BAR HARBOR – The National Park Service and the Maine Department of Agriculture, Conservation and Forestry are warning Mainers about an invasive forest insect, the emerald ash borer.
On Tuesday officials held a bark peeling workshop to see if the insect made its way to this area of Maine and to educate the public on this insect.
“The adult emerald ash borer lays her eggs on the bark of the tree and the larvae burrows underneath the bark and starts feeding on the living layer of the tree,” said Entomologist Colleen Teerling.
“It’ll feed for a year, spend the winter underneath the bark. You can see here it’s getting bigger and bigger,” she said.
Teerling said it only takes three to five years for the ash tree to die after the beetles lay their eggs.
The emerald ash borer has been found in Aroostook and York counties and most recently in Portland. Teerling said they entered the state through firewood.
“This devastation of the ash tree could really change the ecology of the area,” Landscaper Noah Sawyer said.
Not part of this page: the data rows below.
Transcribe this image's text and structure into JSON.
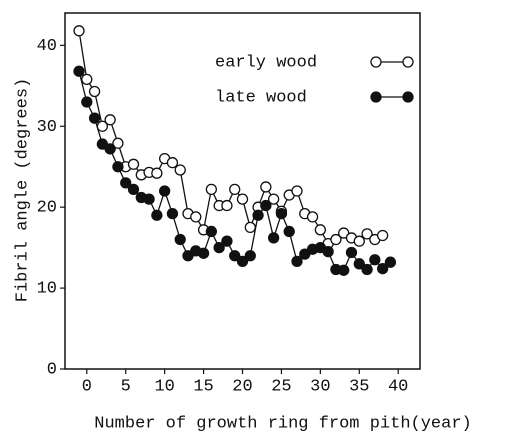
{
  "chart_data": {
    "type": "line",
    "xlabel": "Number of growth ring from pith(year)",
    "ylabel": "Fibril angle (degrees)",
    "xlim": [
      -2.8,
      42.8
    ],
    "ylim": [
      0,
      44
    ],
    "xticks": [
      0,
      5,
      10,
      15,
      20,
      25,
      30,
      35,
      40
    ],
    "yticks": [
      0,
      10,
      20,
      30,
      40
    ],
    "series": [
      {
        "name": "early wood",
        "color": "#111111",
        "marker": "open",
        "x": [
          -1,
          0,
          1,
          2,
          3,
          4,
          5,
          6,
          7,
          8,
          9,
          10,
          11,
          12,
          13,
          14,
          15,
          16,
          17,
          18,
          19,
          20,
          21,
          22,
          23,
          24,
          25,
          26,
          27,
          28,
          29,
          30,
          31,
          32,
          33,
          34,
          35,
          36,
          37,
          38
        ],
        "values": [
          41.8,
          35.8,
          34.3,
          30,
          30.8,
          27.9,
          25,
          25.3,
          24,
          24.3,
          24.2,
          26,
          25.5,
          24.6,
          19.2,
          18.8,
          17.2,
          22.2,
          20.2,
          20.2,
          22.2,
          21,
          17.5,
          20,
          22.5,
          21,
          19.5,
          21.5,
          22,
          19.2,
          18.8,
          17.2,
          15.5,
          16,
          16.8,
          16.2,
          15.8,
          16.7,
          16,
          16.5
        ]
      },
      {
        "name": "late wood",
        "color": "#111111",
        "marker": "filled",
        "x": [
          -1,
          0,
          1,
          2,
          3,
          4,
          5,
          6,
          7,
          8,
          9,
          10,
          11,
          12,
          13,
          14,
          15,
          16,
          17,
          18,
          19,
          20,
          21,
          22,
          23,
          24,
          25,
          26,
          27,
          28,
          29,
          30,
          31,
          32,
          33,
          34,
          35,
          36,
          37,
          38,
          39
        ],
        "values": [
          36.8,
          33,
          31,
          27.8,
          27.2,
          25,
          23,
          22.2,
          21.2,
          21,
          19,
          22,
          19.2,
          16,
          14,
          14.6,
          14.3,
          17,
          15,
          15.8,
          14,
          13.3,
          14,
          19,
          20.2,
          16.2,
          19.2,
          17,
          13.3,
          14.2,
          14.8,
          15,
          14.5,
          12.3,
          12.2,
          14.4,
          13,
          12.3,
          13.5,
          12.4,
          13.2
        ]
      }
    ]
  }
}
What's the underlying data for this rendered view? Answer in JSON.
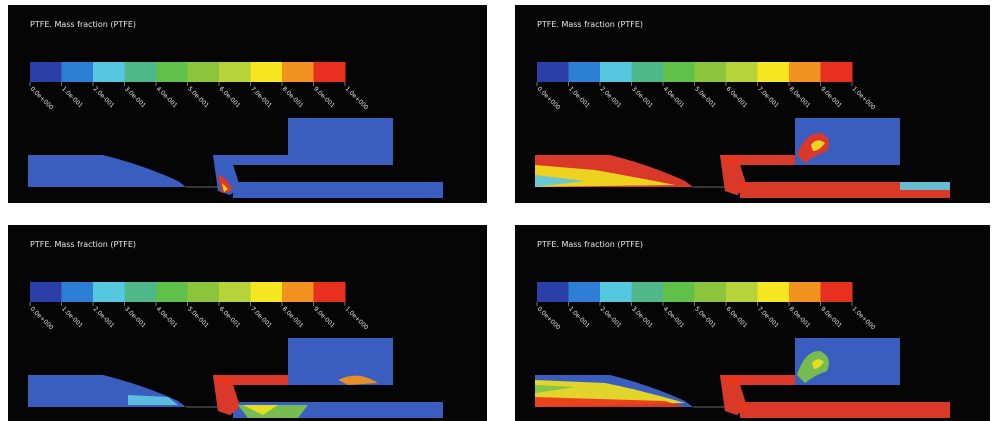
{
  "panels": [
    {
      "title": "PTFE. Mass fraction (PTFE)"
    },
    {
      "title": "PTFE. Mass fraction (PTFE)"
    },
    {
      "title": "PTFE. Mass fraction (PTFE)"
    },
    {
      "title": "PTFE. Mass fraction (PTFE)"
    }
  ],
  "colorbar": {
    "colors": [
      "#2b3fa8",
      "#2d7fd6",
      "#55c8e0",
      "#4fb88a",
      "#5fc04a",
      "#8cc43c",
      "#b7d33a",
      "#f5e61f",
      "#f3931f",
      "#e8301e"
    ],
    "labels": [
      "0.0e+000",
      "1.0e-001",
      "2.0e-001",
      "3.0e-001",
      "4.0e-001",
      "5.0e-001",
      "6.0e-001",
      "7.0e-001",
      "8.0e-001",
      "9.0e-001",
      "1.0e+000"
    ]
  }
}
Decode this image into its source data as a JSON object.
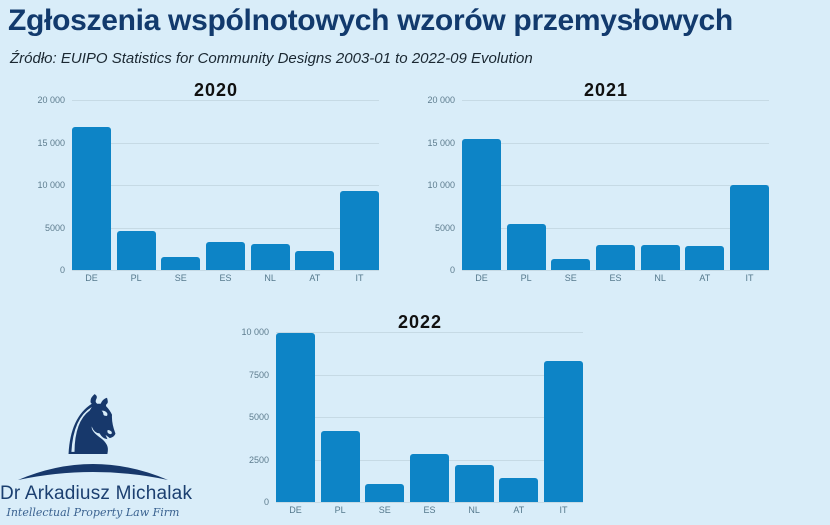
{
  "page": {
    "title": "Zgłoszenia wspólnotowych wzorów przemysłowych",
    "subtitle": "Źródło: EUIPO Statistics for Community Designs 2003-01 to 2022-09 Evolution"
  },
  "logo": {
    "name": "Dr Arkadiusz Michalak",
    "tagline": "Intellectual Property Law Firm",
    "icon": "chess-knight-icon",
    "knight_glyph": "♞"
  },
  "colors": {
    "background": "#d9edf9",
    "bar": "#0d84c6",
    "page_title": "#123a6d",
    "chart_title": "#101010",
    "axis_label": "#5d7c8e",
    "gridline": "#c6dae5",
    "logo_navy": "#17386b"
  },
  "chart_data": [
    {
      "type": "bar",
      "title": "2020",
      "categories": [
        "DE",
        "PL",
        "SE",
        "ES",
        "NL",
        "AT",
        "IT"
      ],
      "values": [
        16800,
        4600,
        1500,
        3300,
        3100,
        2250,
        9350
      ],
      "xlabel": "",
      "ylabel": "",
      "ylim": [
        0,
        20000
      ],
      "yticks": [
        {
          "value": 0,
          "label": "0"
        },
        {
          "value": 5000,
          "label": "5000"
        },
        {
          "value": 10000,
          "label": "10 000"
        },
        {
          "value": 15000,
          "label": "15 000"
        },
        {
          "value": 20000,
          "label": "20 000"
        }
      ],
      "grid": true,
      "legend": false
    },
    {
      "type": "bar",
      "title": "2021",
      "categories": [
        "DE",
        "PL",
        "SE",
        "ES",
        "NL",
        "AT",
        "IT"
      ],
      "values": [
        15400,
        5400,
        1350,
        3000,
        3000,
        2850,
        10050
      ],
      "xlabel": "",
      "ylabel": "",
      "ylim": [
        0,
        20000
      ],
      "yticks": [
        {
          "value": 0,
          "label": "0"
        },
        {
          "value": 5000,
          "label": "5000"
        },
        {
          "value": 10000,
          "label": "10 000"
        },
        {
          "value": 15000,
          "label": "15 000"
        },
        {
          "value": 20000,
          "label": "20 000"
        }
      ],
      "grid": true,
      "legend": false
    },
    {
      "type": "bar",
      "title": "2022",
      "categories": [
        "DE",
        "PL",
        "SE",
        "ES",
        "NL",
        "AT",
        "IT"
      ],
      "values": [
        9950,
        4200,
        1050,
        2850,
        2150,
        1400,
        8280
      ],
      "xlabel": "",
      "ylabel": "",
      "ylim": [
        0,
        10000
      ],
      "yticks": [
        {
          "value": 0,
          "label": "0"
        },
        {
          "value": 2500,
          "label": "2500"
        },
        {
          "value": 5000,
          "label": "5000"
        },
        {
          "value": 7500,
          "label": "7500"
        },
        {
          "value": 10000,
          "label": "10 000"
        }
      ],
      "grid": true,
      "legend": false
    }
  ]
}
Anyone who thinks they have found the beetle or any other invasive species is asked to capture it, put it in the freezer and call officials at Acadia National Park at 288-3338 or the Department of Agriculture, Conservation and Forestry at 287-3200.
“It’s such a special area here on the island with the national park and it’s a beautiful place and we are going to lose trees for various reasons over the next few years, so to get ahead of the game and have a better understanding is really helpful,” Sawyer said.
Teerling said no emerald ash borers were found.
“Nothing at all, which is wonderful,” she said. “I did not want to find it here today.”